In fluid dynamics and in many problems related to fluid force, it is crucial to understand the concept of weight-density, especially of seawater. Seawater weight-density is essentially the weight per unit volume of seawater and is typically measured in pounds per cubic foot (lb/ft³). For most calculations regarding aquatic environments, the approximation used is 64 lb/ft³. This constant is used to calculate the force exerted by seawater on submerged objects, like the aquarium window.
Understanding weight-density helps in determining how heavy the fluid is over a certain area. In practical terms, it means if you have a cubic foot of seawater, it weighs about 64 pounds. This is important because the pressure exerted by a fluid is directly related to its weight-density multiplied by the depth of fluid above the point in question. Therefore, when you calculate fluid force, knowing the weight-density of the fluid—like seawater—is essential.

Integral calculus plays a vital role in calculating fluid force against surfaces submerged in a fluid. The fluid force can be computed using the integral of pressure over the area of interest. For our aquarium window example, we use the integration formula for fluid force: \[ F = \int_{a}^{b} \rho g(y) \underline{\phantom{xxx}} dy \] Here, \( F \) represents the total fluid force, \( \rho \) symbolizes the fluid's weight-density (such as 64 lb/ft³ for seawater), and \( g(y) \) represents the gravitational force at a given depth \( y \). The limits \( a \) and \( b \) correspond to the depths just below the water surface and even further down to the bottom of the window. The parameters \( y \) and \( dy \) represent integration with respect to the depth of the window submerged in water. By solving this integral, one can determine the total force exerted by the fluid across the submerged surface, giving insight into how the depth and size of the surface affect the force experienced by the glass window.

Converting measurements to consistent units is an essential skill, particularly in fluid dynamics problems. This skill ensures that measurements align correctly when substitutions are made into equations, avoiding errors in calculation. When solving the aquarium window problem, we convert inches to feet to match the unit of the seawater weight-density (lb/ft³) as much as are consistent in calculations.
This conversion involves recognizing that 12 inches make a foot, so to convert inches to feet, you simply divide by 12. For example, the upper boundary of the window at 0.5 inches below the surface converts to \( \frac{0.5}{12} \approx 0.0417 \) feet, and similarly, the lower boundary at 33.5 inches converts to \( \frac{33.5}{12} \approx 2.792 \) feet. By ensuring all dimensions—both vertical depths and horizontal spans—are in feet, the equations can be solved properly, leading to accurate fluid force calculations.

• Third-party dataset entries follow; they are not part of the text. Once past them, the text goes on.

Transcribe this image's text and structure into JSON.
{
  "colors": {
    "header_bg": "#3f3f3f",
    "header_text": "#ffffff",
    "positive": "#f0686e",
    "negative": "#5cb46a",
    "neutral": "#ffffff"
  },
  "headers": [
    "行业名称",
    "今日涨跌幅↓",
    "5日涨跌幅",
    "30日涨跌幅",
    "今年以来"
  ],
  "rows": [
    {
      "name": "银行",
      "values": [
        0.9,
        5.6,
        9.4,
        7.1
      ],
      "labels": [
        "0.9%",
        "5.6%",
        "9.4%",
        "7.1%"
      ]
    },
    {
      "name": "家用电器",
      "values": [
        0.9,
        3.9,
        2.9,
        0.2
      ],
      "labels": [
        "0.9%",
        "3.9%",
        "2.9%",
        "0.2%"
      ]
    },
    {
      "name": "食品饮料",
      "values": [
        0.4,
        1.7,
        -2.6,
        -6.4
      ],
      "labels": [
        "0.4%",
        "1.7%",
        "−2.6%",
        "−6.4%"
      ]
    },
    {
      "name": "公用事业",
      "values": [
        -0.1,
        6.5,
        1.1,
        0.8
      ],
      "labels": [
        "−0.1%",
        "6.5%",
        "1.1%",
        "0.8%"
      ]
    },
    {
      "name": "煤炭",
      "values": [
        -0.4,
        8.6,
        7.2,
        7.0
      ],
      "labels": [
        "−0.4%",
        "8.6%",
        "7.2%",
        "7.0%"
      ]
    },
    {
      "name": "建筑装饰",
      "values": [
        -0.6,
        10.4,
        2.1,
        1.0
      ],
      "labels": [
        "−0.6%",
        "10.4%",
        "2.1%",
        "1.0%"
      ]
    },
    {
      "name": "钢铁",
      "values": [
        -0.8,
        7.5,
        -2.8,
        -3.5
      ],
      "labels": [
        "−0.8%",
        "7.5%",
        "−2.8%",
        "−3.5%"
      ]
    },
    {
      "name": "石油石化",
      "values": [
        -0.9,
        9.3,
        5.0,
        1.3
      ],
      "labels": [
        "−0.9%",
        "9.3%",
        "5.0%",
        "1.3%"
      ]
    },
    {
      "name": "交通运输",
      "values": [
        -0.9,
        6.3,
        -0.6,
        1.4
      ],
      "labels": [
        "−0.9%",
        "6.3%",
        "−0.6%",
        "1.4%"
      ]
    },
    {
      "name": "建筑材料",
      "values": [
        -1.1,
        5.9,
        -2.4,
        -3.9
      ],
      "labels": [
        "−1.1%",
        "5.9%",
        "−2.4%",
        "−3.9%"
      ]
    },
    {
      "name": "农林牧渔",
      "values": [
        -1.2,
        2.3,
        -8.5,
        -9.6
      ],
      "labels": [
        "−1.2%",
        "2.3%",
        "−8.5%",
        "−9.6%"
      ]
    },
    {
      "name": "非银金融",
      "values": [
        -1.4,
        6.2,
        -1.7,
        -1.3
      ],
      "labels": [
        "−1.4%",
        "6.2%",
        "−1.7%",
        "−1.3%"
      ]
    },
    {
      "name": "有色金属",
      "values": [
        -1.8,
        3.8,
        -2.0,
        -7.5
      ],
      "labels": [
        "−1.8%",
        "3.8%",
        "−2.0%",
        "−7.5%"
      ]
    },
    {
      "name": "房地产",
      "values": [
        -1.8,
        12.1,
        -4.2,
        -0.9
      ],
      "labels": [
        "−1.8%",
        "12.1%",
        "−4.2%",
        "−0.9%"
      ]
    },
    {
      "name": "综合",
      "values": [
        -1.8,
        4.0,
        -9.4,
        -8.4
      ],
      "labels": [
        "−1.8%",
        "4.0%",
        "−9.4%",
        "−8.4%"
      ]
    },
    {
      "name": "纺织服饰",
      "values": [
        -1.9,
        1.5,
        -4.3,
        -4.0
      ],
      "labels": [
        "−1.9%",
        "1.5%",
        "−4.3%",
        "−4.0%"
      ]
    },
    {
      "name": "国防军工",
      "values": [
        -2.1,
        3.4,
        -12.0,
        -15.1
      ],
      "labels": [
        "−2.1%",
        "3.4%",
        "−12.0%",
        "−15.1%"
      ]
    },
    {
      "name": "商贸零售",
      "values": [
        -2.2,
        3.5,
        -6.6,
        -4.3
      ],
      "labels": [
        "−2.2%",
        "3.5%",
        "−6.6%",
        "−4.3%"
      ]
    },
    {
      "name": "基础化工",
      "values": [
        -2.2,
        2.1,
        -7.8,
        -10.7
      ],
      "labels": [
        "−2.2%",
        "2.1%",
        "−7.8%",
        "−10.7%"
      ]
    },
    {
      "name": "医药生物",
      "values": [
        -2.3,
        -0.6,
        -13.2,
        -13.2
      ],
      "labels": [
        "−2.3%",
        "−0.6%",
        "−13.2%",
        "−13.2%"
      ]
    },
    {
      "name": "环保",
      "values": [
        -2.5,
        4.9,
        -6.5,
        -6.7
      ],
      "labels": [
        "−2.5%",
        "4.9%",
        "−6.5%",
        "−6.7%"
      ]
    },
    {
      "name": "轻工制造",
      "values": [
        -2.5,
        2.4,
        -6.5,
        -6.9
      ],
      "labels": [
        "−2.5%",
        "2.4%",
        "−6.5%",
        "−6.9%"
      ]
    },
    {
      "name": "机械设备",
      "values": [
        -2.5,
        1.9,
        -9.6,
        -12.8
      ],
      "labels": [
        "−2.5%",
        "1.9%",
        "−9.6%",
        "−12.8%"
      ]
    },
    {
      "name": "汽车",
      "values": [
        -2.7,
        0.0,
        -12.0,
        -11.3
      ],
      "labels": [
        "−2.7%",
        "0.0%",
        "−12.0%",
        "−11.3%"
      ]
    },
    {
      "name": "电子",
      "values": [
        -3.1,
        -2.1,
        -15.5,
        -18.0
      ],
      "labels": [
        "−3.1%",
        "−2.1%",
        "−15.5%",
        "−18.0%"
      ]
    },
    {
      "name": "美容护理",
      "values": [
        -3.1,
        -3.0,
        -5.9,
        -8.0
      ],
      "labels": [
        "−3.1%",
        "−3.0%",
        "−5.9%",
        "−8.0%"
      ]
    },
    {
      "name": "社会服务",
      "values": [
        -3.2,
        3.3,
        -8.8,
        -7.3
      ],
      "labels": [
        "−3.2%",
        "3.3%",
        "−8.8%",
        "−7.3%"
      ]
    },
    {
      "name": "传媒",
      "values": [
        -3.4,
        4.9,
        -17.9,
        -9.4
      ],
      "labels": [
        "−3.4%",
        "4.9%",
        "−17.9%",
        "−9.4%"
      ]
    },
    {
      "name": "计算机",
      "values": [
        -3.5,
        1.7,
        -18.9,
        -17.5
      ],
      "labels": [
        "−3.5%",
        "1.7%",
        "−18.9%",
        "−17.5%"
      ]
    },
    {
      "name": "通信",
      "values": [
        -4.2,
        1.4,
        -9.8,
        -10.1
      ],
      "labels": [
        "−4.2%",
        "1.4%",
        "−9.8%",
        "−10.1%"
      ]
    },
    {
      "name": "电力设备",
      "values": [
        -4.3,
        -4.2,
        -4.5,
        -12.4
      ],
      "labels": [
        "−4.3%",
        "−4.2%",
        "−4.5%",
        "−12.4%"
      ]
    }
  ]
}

Fluid dynamics is the study of fluid flow, including the forces and effects of fluids in motion or at rest. In this context, understanding how fluids exert forces helps in correctly determining pressures and stresses on submerged surfaces. In the aquarium example, knowledge of fluid dynamics is used to compute the forces acting normally to the submerged window.
Fluid dynamics principles explain why fluid pressure increases with depth. The deeper you go, the higher the force due to the increased weight of the water above. In the equation for force \( F = \int_{a}^{b} \rho g(y) \underline{\phantom{xxx}} dy \), the function \( g(y) = y \) portrays how gravitational force increases linearly based on depth, underpinning this principle. Such insights from fluid dynamics guide the design and evaluation of systems interacting with fluids, ensuring structural integrity, safety, and efficiency.